The overall effect of the larger screen is impressive when compared side by side with the older tablet, although you’ll probably be surprised by how much bezel there still is.
You might have expected to see the display stretch right to the edges of the device, but there’s still a noticeable bar bordering the screen, which stops you accidentally pressing the screen when holding the device in landscape orientation, and which at the top edge houses the front-facing camera.
Apple seems to like to go through phases when it comes to design, flipping from smooth curves to a more industrial, almost brutalist design – and the latter is what you’ve got on the new iPad Pro.
The sides are more akin to the iPhone 4 or iPhone SE than to any other device we’ve seen from the brand, and it makes holding the iPad Pro 11 a slightly different experience.

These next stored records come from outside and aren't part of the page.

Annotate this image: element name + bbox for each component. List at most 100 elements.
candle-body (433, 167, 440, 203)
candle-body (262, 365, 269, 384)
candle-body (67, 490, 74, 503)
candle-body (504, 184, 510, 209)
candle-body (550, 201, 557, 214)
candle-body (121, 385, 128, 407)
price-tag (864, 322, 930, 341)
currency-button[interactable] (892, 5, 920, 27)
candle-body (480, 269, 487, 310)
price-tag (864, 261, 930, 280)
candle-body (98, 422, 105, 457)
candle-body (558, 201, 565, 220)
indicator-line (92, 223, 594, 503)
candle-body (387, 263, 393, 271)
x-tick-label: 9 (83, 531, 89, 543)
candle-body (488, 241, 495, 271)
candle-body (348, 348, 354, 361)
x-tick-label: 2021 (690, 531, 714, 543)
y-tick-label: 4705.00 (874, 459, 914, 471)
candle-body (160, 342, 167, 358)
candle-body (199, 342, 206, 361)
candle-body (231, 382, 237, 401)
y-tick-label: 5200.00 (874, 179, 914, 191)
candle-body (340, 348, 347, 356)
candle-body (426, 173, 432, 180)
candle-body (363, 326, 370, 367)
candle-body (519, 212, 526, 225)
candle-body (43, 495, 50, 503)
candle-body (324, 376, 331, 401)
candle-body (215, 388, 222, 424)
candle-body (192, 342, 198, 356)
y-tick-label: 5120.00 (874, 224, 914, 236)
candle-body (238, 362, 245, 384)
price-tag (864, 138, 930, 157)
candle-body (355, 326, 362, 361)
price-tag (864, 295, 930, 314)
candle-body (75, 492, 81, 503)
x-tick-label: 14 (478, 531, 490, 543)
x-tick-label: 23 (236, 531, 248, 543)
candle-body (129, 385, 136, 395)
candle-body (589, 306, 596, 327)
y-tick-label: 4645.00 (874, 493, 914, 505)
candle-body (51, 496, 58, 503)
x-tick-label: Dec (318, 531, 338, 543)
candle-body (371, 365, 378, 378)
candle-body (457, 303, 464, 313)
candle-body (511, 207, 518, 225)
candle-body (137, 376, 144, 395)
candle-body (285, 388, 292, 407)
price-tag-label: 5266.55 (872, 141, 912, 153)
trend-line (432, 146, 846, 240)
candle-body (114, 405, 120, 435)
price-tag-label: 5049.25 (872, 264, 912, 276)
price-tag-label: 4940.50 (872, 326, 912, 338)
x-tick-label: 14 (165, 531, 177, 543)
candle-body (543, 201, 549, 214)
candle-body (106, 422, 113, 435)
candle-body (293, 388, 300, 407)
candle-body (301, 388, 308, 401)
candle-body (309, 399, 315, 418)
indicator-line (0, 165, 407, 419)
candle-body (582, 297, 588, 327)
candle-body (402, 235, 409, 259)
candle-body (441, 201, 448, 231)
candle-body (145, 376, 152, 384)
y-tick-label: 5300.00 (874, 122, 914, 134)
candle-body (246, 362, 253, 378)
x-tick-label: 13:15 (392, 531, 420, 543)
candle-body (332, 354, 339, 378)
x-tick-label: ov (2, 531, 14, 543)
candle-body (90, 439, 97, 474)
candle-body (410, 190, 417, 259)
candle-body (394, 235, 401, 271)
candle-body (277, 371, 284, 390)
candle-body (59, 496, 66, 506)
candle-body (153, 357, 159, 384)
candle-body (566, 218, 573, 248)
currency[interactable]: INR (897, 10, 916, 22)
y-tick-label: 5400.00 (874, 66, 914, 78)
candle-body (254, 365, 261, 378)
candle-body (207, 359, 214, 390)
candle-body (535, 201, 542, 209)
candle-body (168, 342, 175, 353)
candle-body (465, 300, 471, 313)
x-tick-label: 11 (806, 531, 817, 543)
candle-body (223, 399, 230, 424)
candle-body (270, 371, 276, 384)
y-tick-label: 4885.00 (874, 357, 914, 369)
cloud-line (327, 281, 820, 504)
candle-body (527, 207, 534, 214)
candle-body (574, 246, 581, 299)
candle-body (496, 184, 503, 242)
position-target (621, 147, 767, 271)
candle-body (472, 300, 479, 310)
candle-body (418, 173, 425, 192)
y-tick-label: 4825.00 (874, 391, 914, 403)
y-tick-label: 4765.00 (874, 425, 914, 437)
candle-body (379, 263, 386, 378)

It’s not uncomfortable, and it makes the iPad a touch more grippy, but it lacks the premium feel a curved piece of metal offers in the hand. Sir Jony Ive claimed, in a recent interview, that this design tweak was due to the engineers finally enabling it through component miniaturization, but in reality it feels like the flat edges were only implemented to provide a flat edge to stick the Apple Pencil to.
The overall design quality is definitely a step up, although there's no glass on the back here – a glass back would allow for wireless charging, although that's unlikely to be supported in a tablet just yet given how large the charging pads or docks would need to be.
The speakers in the corners of the device are still present as a quartet, but they've been tooled to include a woofer and tweeter in each to improve the sound – that's a plus for fans of music and gaming, but the bad news is that Apple has removed the headphone jack from this device.
With no headphones in the box, this is going to be a source of real annoyance for many users, who could run into issues pretty quickly.
You may think "It's fine, I'll just use the adaptor from my iPhone, after Apple dropped the headphone jack from the iPhone 7". Well, firstly we'd ask you why you'd say something so oddly specific… but then we'd have to tell you: not happening, as Apple has transitioned the iPad Pro to a USB-C connection, as on the MacBook.
So the upshot is: if you don't have a pair of Bluetooth headphones, or you have a lovely pair of wired cans you want to use, you're going to have to spend some more money on top of the purchase price of this tablet.
Sure, you can buy some nice Bluetooth options, and you may already have some. Or you can spend $9 / £9 / AU$15 on an adaptor so that you can use your current wired headphones. Whatever your preference, this is a key thing to be aware of before you purchase the iPad Pro 11.